If Stewart were the only former opponent of the Iraq war advocating the “Wuhan Lab” conspiracy theory, the 21st century version of “weapons of mass destruction,” it could be explained away as a tragic story of a misguided individual.
But Stewart joins a growing number of former critics of US imperialist policy who have embraced the Wuhan lab lie. Blazing the trail was Bill Maher, the former Iraq war critic and supporter of Barack Obama, who promoted the conspiracy theory in January of this year.
He was joined by Glenn Greenwald, the former collaborator of whistleblower Edward Snowden and former critic of US imperialism, who has since become an open apologist for former president Donald Trump and his fascist movement. Greenwald complained in May of “media/liberal resistance… to the possibility of a COVID lab leak.”

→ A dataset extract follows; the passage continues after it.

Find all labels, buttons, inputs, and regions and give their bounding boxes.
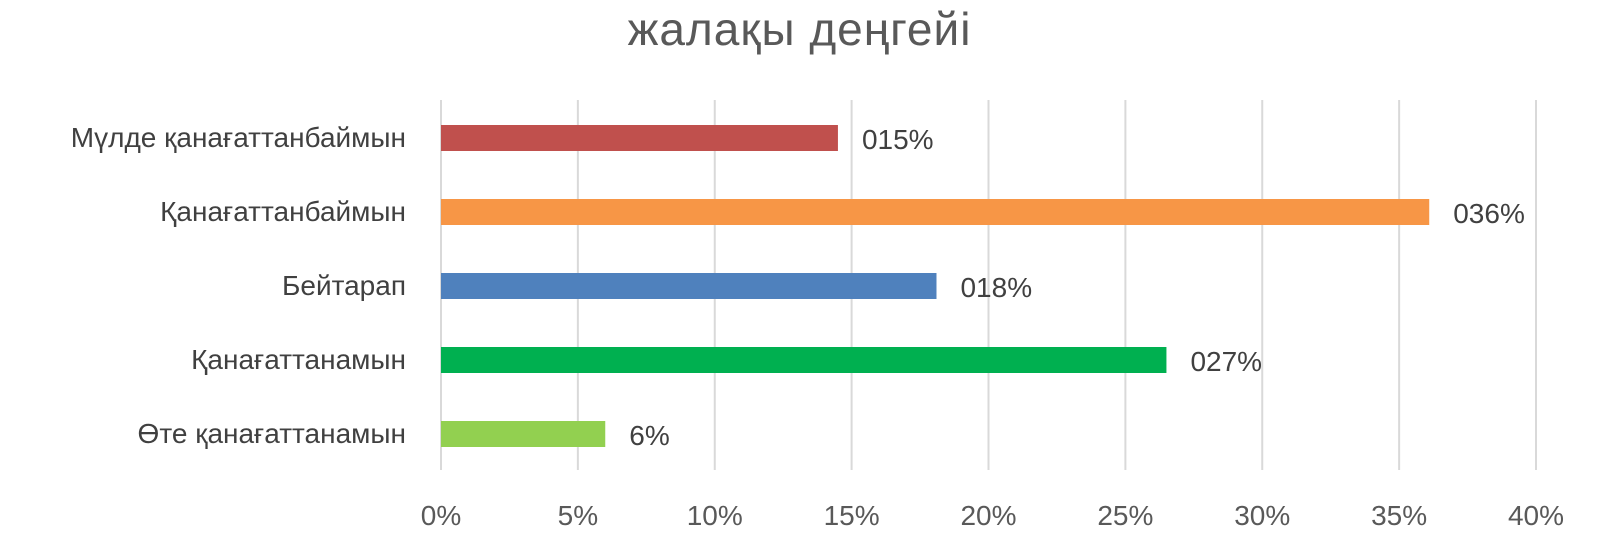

Jacobin writer Branko Marcetic recently demanded that this conspiracy theory be treated as legitimate. “The dismissal of calls to take the lab-leak theory seriously on the basis that it’s a US govt conspiracy to undermine China doesn’t make much sense,” Marcetic wrote. “Also not convinced the theory being true would be like the Iraqi WMDs.”
Stewart, Maher, and Greenwald express a broader social trend. Critical of certain aspects of imperialist policy, their outrage over the Iraq war was never rooted in an orientation to the working class and the struggle against the capitalist system. Their outlook was, fundamentally, one of middle-class rage.
Marxists have long pointed to the phenomenon of the “enraged petty bourgeois,” who can in certain historical periods swing violently and sharply to the right.
Now Stewart, Maher, and Greenwald and the social layer they speak for have been swept up by powerful right-wing currents in contemporary politics, unmoored by a vast social crisis all around them, which they do not understand and for which they are politically unprepared.